Because it was a holiday I did not have to do chaplaincy on Friday. We decided to drive toward Christchurch, 361 Kilometres away, on Thursday afternoon. Our grandson there had his second birthday over the weekend. We stopped for the night about half way up. We have a queen-sized mattress in the back of the van and camping equipment. On Friday morning we traveled the rest of the way to Christchurch. We enjoyed time with our son, daughter-in-law and grandson. They visited us at our campsite and we visited where they lived with her parents. It is special visiting and spending time with family, and retirement allows us to do a bit more of that.
The long way home...
On the Sunday we drove back to Dunedin, but we went a long way home. We drove out to the township of Oxford. My wife's family used to have a holiday house there ("bach" or "crib" depending on what part of New Zealand you come from.) In our youth, before we were married and as young marrieds we had spent warm holidays there. We enjoyed a walk down memory lane as we drove around the township, though we saw many changes that had happened. We then drove down highway 72, the "Alpine Scenic route" through the centre of the South Island of New Zealand. It runs beside the foothills of the Southern Alps. It was a very hot sunny day and the countryside looked fantastic. We stopped at the township Mayfield, that boasts a big secondhand store. It is heaped with old treasures, books, clothing, tools, machinery and countless other bits and pieces. I was looking for a particular old and rare tool. I did not find it but I loved the looking. I enjoy old tools and machines. We traveled on to end up on State Highway 1, and called into another secondhand shop in the township of Hampden. It is full of tools. I was in seventh heaven and among the screwdrivers I found the little tool I was looking for. I took it to the counter and to my surprise the woman knew exactly what it was and still only charged me two dollars for it. I need it for a project at home. We carried on home, pleased with our time spent with family, valuing the natural beauty of our country and valuing our "bedroom van" which makes such trips cheaper, and somehow rebellious fun - two old people living like 1960's hippies.

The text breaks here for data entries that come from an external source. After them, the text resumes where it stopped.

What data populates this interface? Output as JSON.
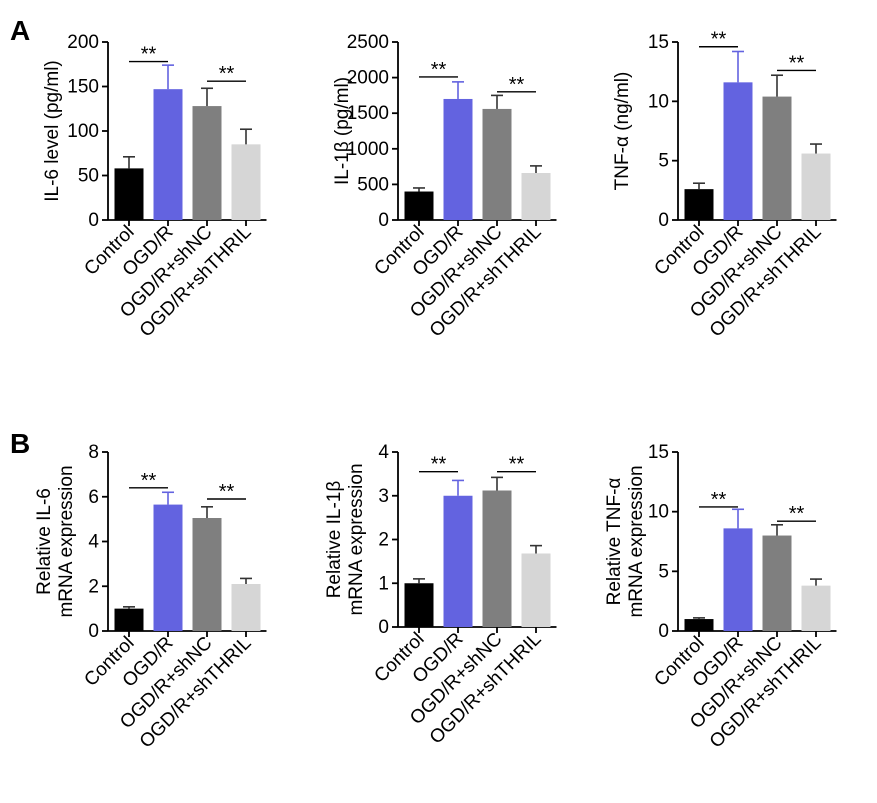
{
  "panel_labels": [
    "A",
    "B"
  ],
  "colors": {
    "Control": "#000000",
    "OGD/R": "#6363e0",
    "OGD/R+shNC": "#7f7f7f",
    "OGD/R+shTHRIL": "#d6d6d6"
  },
  "chart_data": [
    {
      "type": "bar",
      "panel": "A",
      "title": "",
      "xlabel": "",
      "ylabel": "IL-6 level (pg/ml)",
      "categories": [
        "Control",
        "OGD/R",
        "OGD/R+shNC",
        "OGD/R+shTHRIL"
      ],
      "values": [
        58,
        147,
        128,
        85
      ],
      "errors": [
        13,
        27,
        20,
        17
      ],
      "ylim": [
        0,
        200
      ],
      "yticks": [
        "0",
        "50",
        "100",
        "150",
        "200"
      ],
      "significance": [
        {
          "from": "Control",
          "to": "OGD/R",
          "label": "**",
          "y": 178
        },
        {
          "from": "OGD/R+shNC",
          "to": "OGD/R+shTHRIL",
          "label": "**",
          "y": 156
        }
      ]
    },
    {
      "type": "bar",
      "panel": "A",
      "title": "",
      "xlabel": "",
      "ylabel": "IL-1β (pg/ml)",
      "categories": [
        "Control",
        "OGD/R",
        "OGD/R+shNC",
        "OGD/R+shTHRIL"
      ],
      "values": [
        400,
        1700,
        1560,
        660
      ],
      "errors": [
        50,
        240,
        190,
        100
      ],
      "ylim": [
        0,
        2500
      ],
      "yticks": [
        "0",
        "500",
        "1000",
        "1500",
        "2000",
        "2500"
      ],
      "significance": [
        {
          "from": "Control",
          "to": "OGD/R",
          "label": "**",
          "y": 2010
        },
        {
          "from": "OGD/R+shNC",
          "to": "OGD/R+shTHRIL",
          "label": "**",
          "y": 1800
        }
      ]
    },
    {
      "type": "bar",
      "panel": "A",
      "title": "",
      "xlabel": "",
      "ylabel": "TNF-α (ng/ml)",
      "categories": [
        "Control",
        "OGD/R",
        "OGD/R+shNC",
        "OGD/R+shTHRIL"
      ],
      "values": [
        2.6,
        11.6,
        10.4,
        5.6
      ],
      "errors": [
        0.5,
        2.6,
        1.8,
        0.8
      ],
      "ylim": [
        0,
        15
      ],
      "yticks": [
        "0",
        "5",
        "10",
        "15"
      ],
      "significance": [
        {
          "from": "Control",
          "to": "OGD/R",
          "label": "**",
          "y": 14.6
        },
        {
          "from": "OGD/R+shNC",
          "to": "OGD/R+shTHRIL",
          "label": "**",
          "y": 12.6
        }
      ]
    },
    {
      "type": "bar",
      "panel": "B",
      "title": "",
      "xlabel": "",
      "ylabel": "Relative IL-6",
      "ylabel2": "mRNA expression",
      "categories": [
        "Control",
        "OGD/R",
        "OGD/R+shNC",
        "OGD/R+shTHRIL"
      ],
      "values": [
        1.0,
        5.65,
        5.05,
        2.1
      ],
      "errors": [
        0.08,
        0.55,
        0.5,
        0.25
      ],
      "ylim": [
        0,
        8
      ],
      "yticks": [
        "0",
        "2",
        "4",
        "6",
        "8"
      ],
      "significance": [
        {
          "from": "Control",
          "to": "OGD/R",
          "label": "**",
          "y": 6.4
        },
        {
          "from": "OGD/R+shNC",
          "to": "OGD/R+shTHRIL",
          "label": "**",
          "y": 5.9
        }
      ]
    },
    {
      "type": "bar",
      "panel": "B",
      "title": "",
      "xlabel": "",
      "ylabel": "Relative IL-1β",
      "ylabel2": "mRNA expression",
      "categories": [
        "Control",
        "OGD/R",
        "OGD/R+shNC",
        "OGD/R+shTHRIL"
      ],
      "values": [
        1.0,
        3.0,
        3.12,
        1.68
      ],
      "errors": [
        0.1,
        0.35,
        0.3,
        0.18
      ],
      "ylim": [
        0,
        4
      ],
      "yticks": [
        "0",
        "1",
        "2",
        "3",
        "4"
      ],
      "significance": [
        {
          "from": "Control",
          "to": "OGD/R",
          "label": "**",
          "y": 3.55
        },
        {
          "from": "OGD/R+shNC",
          "to": "OGD/R+shTHRIL",
          "label": "**",
          "y": 3.55
        }
      ]
    },
    {
      "type": "bar",
      "panel": "B",
      "title": "",
      "xlabel": "",
      "ylabel": "Relative TNF-α",
      "ylabel2": "mRNA expression",
      "categories": [
        "Control",
        "OGD/R",
        "OGD/R+shNC",
        "OGD/R+shTHRIL"
      ],
      "values": [
        1.0,
        8.6,
        8.0,
        3.8
      ],
      "errors": [
        0.1,
        1.6,
        0.9,
        0.55
      ],
      "ylim": [
        0,
        15
      ],
      "yticks": [
        "0",
        "5",
        "10",
        "15"
      ],
      "significance": [
        {
          "from": "Control",
          "to": "OGD/R",
          "label": "**",
          "y": 10.4
        },
        {
          "from": "OGD/R+shNC",
          "to": "OGD/R+shTHRIL",
          "label": "**",
          "y": 9.2
        }
      ]
    }
  ]
}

Today I have spent about four hours talking with people involved in St John Ambulance organisation and firefighters at several stations. I came home moved by the friendship I enjoyed. I have said it before, it is a real privilege to meet and chat with people. I love the interaction and value how they let me into the "emergency service family" and into their lives. I drove home tired but having a sense of being involved in something special.

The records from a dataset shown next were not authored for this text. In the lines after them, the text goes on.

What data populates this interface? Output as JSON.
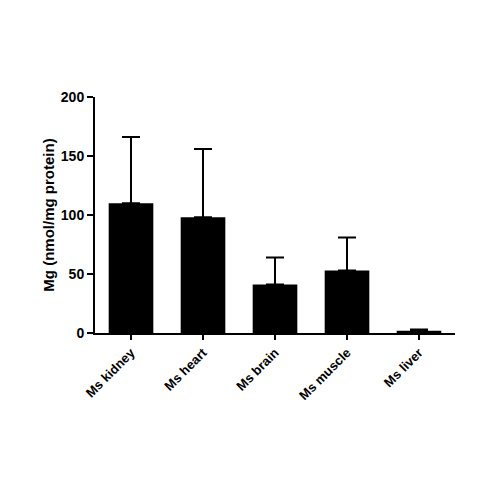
{
  "chart_data": {
    "type": "bar",
    "ylabel": "Mg (nmol/mg protein)",
    "categories": [
      "Ms kidney",
      "Ms heart",
      "Ms brain",
      "Ms muscle",
      "Ms liver"
    ],
    "values": [
      110,
      98,
      41,
      53,
      2
    ],
    "errors": [
      56,
      58,
      23,
      28,
      1
    ],
    "color": "#000000",
    "ylim": [
      0,
      200
    ],
    "yticks": [
      0,
      50,
      100,
      150,
      200
    ],
    "grid": false
  }
}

The "to do" list expands...
A big part of today was spent answering phone calls, and emails about Night Shelter work. I have been making sure I delegate work and have groups doing various things, but the work left over feels daunting. It seems to be expanding. Three long phone calls had me wondering when it will stop. I will admit that some of my troubles happen because I sometimes tend to procrastinate on difficult jobs. I am officially retired, but it does not feel like it. A retired man I talked to on the phone commented that retirement for him meant that even though he was busy, it was less stressful. I am out of my comfort zone so often that my stresses are not less, just different. Church ministry I knew how to do. Many of the skills involved in chairing a Night Shelter Trust are new or not so familiar.
New Zealand's history and ethos, family time, travel amongst beauty, friendship and work to do - life is good but tiring!